As prices on everything from fuel to food continue to increase, advocates are raising concerns about rising life insurance premiums following last year’s California Supreme Court decision in McHugh v. Protective Life Insurance Co.

And now it’s estimated roughly 20 class action lawsuits have been filed against insurance companies since that ruling, despite the fact that many consumers voluntarily allowed the policies to lapse and have suffered no actual harm, Victor Gómez, executive director of California Citizens Against Lawsuit Abuse (CALA) told the Northern California Record.

The ruling has emerged as a dangerous precedent, Gómez said, impacting premiums – and the pocketbooks of Californians already struggling with record gas prices and inflation.

“It’s basic economics – every time these class action lawsuits are filed and awards are given, that award essentially has to come from somewhere, and it's going to come in terms of higher premium costs for the rest of California life insurance holders,” Gómez said. “Essentially it's an insurance tax that really only benefits trial attorneys. They live in this land of class action lawsuits and live in the land of suing insurance companies.”

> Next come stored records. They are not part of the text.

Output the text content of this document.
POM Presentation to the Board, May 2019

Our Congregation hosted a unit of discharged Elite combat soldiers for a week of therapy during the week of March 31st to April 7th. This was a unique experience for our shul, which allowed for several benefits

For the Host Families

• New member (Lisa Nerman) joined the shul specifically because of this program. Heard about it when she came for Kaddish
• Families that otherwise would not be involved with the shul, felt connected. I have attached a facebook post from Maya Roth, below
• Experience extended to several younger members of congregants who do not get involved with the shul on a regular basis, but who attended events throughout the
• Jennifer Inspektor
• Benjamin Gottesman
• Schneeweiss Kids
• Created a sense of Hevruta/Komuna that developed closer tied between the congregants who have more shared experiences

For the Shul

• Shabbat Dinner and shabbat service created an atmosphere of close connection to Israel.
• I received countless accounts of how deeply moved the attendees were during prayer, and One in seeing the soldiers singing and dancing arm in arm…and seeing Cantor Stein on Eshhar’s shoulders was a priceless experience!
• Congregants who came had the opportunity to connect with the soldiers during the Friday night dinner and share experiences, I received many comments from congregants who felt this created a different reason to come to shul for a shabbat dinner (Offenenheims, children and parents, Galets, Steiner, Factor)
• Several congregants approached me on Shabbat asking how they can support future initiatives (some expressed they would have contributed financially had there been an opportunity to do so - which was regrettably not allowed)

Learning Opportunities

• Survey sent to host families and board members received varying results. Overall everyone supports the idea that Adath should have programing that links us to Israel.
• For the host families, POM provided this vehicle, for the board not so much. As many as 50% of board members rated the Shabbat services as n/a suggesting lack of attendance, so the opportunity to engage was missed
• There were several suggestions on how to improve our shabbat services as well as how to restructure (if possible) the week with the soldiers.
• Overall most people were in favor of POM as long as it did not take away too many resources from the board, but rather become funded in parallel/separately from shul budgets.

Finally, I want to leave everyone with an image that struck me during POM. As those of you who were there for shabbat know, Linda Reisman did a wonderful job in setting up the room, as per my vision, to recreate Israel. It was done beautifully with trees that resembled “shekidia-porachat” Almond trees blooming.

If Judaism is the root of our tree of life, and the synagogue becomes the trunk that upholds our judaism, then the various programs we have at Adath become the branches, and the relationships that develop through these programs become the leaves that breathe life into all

The California Supreme Court’s ruling in August of last year found that a 2013 statute, introducing a new grace period for life insurance policies to remain in effect, should be applied retroactively to all life insurance policies, even though that wasn’t included in the law.

Gómez noted class actions filed against public agencies could result in substantially higher public employee costs.

“That additional increase in premiums means less money for roads, less money for parks, less money for traffic safety improvements in your city,” Gómez said. “This can have a detrimental effect on city coffers, but obviously it goes much further than that – it can have a huge effect on California residents who have life insurance and we pay for it out of our own pocket.”

Gómez said people probably don’t realize that such class action settlements far too often provide little to no benefit to the plaintiffs, but do enrich the trial lawyers who bring the suits.

“What we need is for the California courts to require plaintiffs to demonstrate that there was actual harm, and not allow these really baseless class action lawsuits to proceed,” Gómez said. “The courts need to step up and clearly state that there had to have been harm in these cases.”